She Left Corporate China for Dogs & Ducks in Thailand's Countryside
Meet Yidan, the heart behind one of the cosiest little farmstays in Thailand.

Yidan is living the kind of life most of us can only dream about — waking up to mountain views, growing her own food, sharing a bamboo house with a family of rescued animals.
But it wasn't always like this.
For years, Yidan worked in crypto marketing in Beijing and Shanghai, flying around the world for conferences. Her job eventually brought her to Bangkok, where she stayed in the rat race for a few more years. Then COVID happened, and the world stopped.
She didn't appreciate the countryside until it was gone

Yidan grew up in the Chinese countryside. Fishing with sticks, climbing into haystacks — the kind of slow, grounded childhood that she didn't appreciate until much later.
By the time she was old enough to want it back, it was gone.
"COVID made me think about the past," she says. "I realised that I wanted to live like how it was back then in China. But I couldn't, because my hometown wasn't the countryside anymore. It had Starbucks and McDonalds."
It's a particular kind of homesickness — wanting to go back to a place that doesn't exist anymore. Most people who feel it just live with it. Yidan started looking for somewhere else that did.
"Is this really how I want to spend my life?"

When the conferences stopped and the travel stopped, the question Yidan had been outrunning finally caught up with her.
She started travelling around Thailand. The islands first — the postcard places. Then she pushed north, into the mountains of Chiang Dao.
The muddy ground. The smell of hay. The quiet.
"I found a similar feeling of home here," she says. "I remember thinking to myself that I could actually live like a kid again, here, in another country."
The animals kept finding her

The first was Lucky, a street dog in Bangkok who jumped into her taxi one day and refused to get out. Then came Baloo, her second dog. Then Chestnut the cat. Then Dumpling, a hedgehog. By the time she stopped counting, there were eight.
She doesn't have a tidy explanation for it. "Somehow they just keep coming to me," she says, "and I feel a connection to every single one of them, so they stay."
What she did know was that she needed a proper home for them — a piece of land where they could run free, and where she could finally settle down too.
A bamboo house, built with the village

In 2022, Yidan rented a small piece of land in Chiang Dao and started building a bamboo house from scratch. For a while, she lived in a tent with Lucky, parked right next to where her dream home would eventually stand.

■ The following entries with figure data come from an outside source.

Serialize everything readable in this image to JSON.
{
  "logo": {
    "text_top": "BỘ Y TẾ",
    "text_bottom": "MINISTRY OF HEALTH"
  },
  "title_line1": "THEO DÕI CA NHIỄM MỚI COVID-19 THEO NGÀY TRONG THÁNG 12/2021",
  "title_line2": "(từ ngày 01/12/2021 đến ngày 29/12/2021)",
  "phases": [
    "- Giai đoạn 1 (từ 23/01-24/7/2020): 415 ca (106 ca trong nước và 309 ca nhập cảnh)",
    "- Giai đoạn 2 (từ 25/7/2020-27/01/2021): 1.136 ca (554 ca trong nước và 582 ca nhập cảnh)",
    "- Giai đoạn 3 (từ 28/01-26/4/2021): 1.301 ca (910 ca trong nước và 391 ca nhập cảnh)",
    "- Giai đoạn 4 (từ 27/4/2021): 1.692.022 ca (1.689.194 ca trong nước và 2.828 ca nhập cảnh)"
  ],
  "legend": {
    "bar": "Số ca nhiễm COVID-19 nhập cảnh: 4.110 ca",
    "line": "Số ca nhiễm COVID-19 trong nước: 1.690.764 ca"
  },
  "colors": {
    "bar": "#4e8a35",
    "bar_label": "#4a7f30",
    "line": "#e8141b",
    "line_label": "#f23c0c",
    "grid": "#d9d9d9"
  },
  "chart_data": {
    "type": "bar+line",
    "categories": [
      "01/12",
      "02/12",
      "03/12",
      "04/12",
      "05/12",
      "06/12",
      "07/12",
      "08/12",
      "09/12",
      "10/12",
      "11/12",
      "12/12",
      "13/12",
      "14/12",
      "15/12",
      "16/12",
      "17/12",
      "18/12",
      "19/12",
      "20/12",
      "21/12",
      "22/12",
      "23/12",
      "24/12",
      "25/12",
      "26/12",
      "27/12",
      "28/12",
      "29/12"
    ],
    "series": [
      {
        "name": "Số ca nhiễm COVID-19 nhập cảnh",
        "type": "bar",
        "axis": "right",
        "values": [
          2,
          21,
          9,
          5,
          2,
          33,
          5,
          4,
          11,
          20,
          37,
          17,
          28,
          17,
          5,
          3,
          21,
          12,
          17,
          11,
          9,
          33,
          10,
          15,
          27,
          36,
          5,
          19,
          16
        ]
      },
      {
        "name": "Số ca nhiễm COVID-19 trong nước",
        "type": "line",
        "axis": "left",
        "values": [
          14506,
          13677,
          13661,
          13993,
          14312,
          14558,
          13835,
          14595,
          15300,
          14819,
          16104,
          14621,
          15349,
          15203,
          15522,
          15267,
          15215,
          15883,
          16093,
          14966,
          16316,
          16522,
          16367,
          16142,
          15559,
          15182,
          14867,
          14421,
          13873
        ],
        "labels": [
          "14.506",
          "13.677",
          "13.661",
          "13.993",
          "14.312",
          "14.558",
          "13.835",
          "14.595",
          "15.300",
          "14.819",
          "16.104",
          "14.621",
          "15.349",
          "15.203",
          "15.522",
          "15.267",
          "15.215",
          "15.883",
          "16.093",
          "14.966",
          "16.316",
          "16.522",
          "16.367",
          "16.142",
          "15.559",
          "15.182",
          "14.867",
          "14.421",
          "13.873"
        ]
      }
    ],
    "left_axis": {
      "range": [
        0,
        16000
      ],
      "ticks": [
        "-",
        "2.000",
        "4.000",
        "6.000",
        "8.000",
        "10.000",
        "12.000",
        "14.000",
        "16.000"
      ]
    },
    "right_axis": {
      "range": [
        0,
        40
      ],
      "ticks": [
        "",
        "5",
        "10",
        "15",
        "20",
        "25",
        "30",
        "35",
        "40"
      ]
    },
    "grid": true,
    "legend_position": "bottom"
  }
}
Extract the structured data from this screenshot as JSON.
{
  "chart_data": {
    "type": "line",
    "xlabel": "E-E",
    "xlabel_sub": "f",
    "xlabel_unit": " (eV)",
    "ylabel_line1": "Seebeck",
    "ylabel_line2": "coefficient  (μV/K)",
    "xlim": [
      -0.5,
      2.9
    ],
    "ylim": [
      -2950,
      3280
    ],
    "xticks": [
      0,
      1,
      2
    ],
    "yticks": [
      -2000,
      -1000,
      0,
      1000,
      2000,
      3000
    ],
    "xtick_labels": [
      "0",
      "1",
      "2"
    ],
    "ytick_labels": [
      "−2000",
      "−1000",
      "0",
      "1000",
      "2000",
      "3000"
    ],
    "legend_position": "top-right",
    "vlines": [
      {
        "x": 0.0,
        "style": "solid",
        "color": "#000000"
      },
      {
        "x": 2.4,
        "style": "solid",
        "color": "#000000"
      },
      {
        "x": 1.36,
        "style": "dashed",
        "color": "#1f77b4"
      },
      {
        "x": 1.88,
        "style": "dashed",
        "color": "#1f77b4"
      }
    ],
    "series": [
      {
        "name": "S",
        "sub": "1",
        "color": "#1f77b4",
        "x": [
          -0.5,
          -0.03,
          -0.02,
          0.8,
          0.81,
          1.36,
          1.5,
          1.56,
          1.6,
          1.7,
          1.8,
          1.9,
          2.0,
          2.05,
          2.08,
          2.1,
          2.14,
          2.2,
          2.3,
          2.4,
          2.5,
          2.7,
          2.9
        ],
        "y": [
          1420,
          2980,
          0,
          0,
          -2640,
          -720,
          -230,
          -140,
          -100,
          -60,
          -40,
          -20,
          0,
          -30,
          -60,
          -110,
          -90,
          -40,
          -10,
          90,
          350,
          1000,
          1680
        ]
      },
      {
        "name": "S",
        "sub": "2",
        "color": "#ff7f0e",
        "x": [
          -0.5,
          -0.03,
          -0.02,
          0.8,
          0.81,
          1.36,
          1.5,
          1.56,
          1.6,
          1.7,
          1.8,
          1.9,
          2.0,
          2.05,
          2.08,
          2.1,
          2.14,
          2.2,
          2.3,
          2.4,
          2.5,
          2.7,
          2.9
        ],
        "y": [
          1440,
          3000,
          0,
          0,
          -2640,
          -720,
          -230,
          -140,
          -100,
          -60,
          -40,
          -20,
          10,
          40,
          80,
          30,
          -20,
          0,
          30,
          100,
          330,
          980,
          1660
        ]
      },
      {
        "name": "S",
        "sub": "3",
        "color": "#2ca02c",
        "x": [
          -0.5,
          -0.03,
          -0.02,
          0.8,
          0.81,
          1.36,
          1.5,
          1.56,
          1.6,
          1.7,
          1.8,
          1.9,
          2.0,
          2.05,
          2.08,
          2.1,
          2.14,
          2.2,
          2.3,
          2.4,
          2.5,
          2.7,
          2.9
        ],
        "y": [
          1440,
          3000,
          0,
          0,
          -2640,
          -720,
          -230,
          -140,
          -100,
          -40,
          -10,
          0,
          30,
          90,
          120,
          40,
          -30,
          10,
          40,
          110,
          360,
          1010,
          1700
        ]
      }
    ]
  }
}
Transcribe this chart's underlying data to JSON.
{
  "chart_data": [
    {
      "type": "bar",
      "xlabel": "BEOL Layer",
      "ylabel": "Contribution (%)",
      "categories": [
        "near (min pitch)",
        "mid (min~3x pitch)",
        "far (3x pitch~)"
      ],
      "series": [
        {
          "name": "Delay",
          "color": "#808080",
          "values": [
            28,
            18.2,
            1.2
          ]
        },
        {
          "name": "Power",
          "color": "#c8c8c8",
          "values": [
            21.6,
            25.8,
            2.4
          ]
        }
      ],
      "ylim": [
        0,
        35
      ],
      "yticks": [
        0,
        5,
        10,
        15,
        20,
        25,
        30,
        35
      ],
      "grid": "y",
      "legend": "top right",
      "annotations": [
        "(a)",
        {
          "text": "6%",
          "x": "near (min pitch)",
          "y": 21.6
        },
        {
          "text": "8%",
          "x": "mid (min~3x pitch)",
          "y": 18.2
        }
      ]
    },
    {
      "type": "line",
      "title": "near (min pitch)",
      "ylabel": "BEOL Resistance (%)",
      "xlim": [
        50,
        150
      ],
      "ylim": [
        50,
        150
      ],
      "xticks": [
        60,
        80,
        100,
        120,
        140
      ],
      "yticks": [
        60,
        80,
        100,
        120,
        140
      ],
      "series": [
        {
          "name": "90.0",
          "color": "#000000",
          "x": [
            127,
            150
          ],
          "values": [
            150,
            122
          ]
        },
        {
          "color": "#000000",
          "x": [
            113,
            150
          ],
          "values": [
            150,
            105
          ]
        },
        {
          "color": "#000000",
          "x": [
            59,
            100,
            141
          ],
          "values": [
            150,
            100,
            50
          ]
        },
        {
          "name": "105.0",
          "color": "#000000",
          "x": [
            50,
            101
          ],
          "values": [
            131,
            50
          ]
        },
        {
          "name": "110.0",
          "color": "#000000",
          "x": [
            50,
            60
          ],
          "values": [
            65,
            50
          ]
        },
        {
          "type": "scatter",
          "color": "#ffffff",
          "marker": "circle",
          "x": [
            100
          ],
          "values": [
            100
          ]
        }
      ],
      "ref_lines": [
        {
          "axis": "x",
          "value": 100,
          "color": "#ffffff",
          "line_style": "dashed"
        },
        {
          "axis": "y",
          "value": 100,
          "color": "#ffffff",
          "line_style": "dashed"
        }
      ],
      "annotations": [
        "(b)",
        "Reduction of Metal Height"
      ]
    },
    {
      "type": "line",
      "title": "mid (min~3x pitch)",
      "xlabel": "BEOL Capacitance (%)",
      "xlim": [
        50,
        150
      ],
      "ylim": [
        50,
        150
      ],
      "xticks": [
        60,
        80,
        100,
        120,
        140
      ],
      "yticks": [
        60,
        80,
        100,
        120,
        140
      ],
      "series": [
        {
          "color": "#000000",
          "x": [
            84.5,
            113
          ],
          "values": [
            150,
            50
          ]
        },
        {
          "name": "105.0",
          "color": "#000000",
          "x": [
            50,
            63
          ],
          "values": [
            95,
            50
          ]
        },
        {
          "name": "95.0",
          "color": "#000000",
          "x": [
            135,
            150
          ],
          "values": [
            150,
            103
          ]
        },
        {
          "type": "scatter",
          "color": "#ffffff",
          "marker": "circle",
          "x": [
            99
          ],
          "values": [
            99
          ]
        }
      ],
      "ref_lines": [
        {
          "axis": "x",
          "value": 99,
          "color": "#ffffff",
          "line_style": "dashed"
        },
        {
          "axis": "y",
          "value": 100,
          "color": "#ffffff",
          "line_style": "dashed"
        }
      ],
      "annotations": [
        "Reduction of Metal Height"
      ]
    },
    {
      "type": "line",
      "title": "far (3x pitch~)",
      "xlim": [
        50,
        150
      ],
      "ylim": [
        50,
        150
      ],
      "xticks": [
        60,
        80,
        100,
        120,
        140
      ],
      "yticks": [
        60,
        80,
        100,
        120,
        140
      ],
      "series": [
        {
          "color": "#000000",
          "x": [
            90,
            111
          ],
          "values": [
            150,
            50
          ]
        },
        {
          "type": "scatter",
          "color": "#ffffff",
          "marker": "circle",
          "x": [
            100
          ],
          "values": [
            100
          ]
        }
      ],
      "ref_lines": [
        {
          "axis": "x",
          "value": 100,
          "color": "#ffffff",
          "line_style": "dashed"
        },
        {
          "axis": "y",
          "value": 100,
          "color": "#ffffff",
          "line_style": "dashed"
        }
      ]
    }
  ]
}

She didn't build it alone.
The local aunties and uncles in the village showed her how to work with the land, and helped her piece the house together. She picked up Thai along the way, slowly at first, until one day she realised she was fluent.
By the time the house was finished, she wasn't just a foreigner who happened to live there. She was someone the village had built a home for.
A farmstay, almost by accident

What started as a personal sanctuary slowly turned into something bigger.
Yidan opened the place up as a small farmstay, partly to support herself and partly because the village had become part of the story. She sources locally. She works with villagers. She brings income into a community that took her in.
Every February, she hosts a farmers' market on her land. Local Chiang Dao farmers and hill-tribe artisans come to sell their organic produce and handmade goods.
She's also helped goats give birth and worked with a local NGO to fund the sterilisation of more than 200 stray animals in the area. Her bamboo house has quietly become a safe haven for strays with nowhere else to go.
She set out to find a home. She ended up making one for the village — and a few hundred animals besides.
Come stay with Yidan

We'll be upfront: Yidan's place isn't a luxury retreat. The bamboo house is rustic, the animals make mess, and living rurally in northern Thailand means giving up convenience in real, daily ways.
That's the point. If you stay with her, you'll wake up to mountain views and stretch by a lotus pond. You'll eat meals straight from the garden, help forage or cook in the kitchen if you feel like it, and pass waddling ducks and napping cats on the way to the hot springs. Some evenings, you'll sit around the campfire with Yidan and the villagers, doing very little.
That part turns out to be most of the appeal.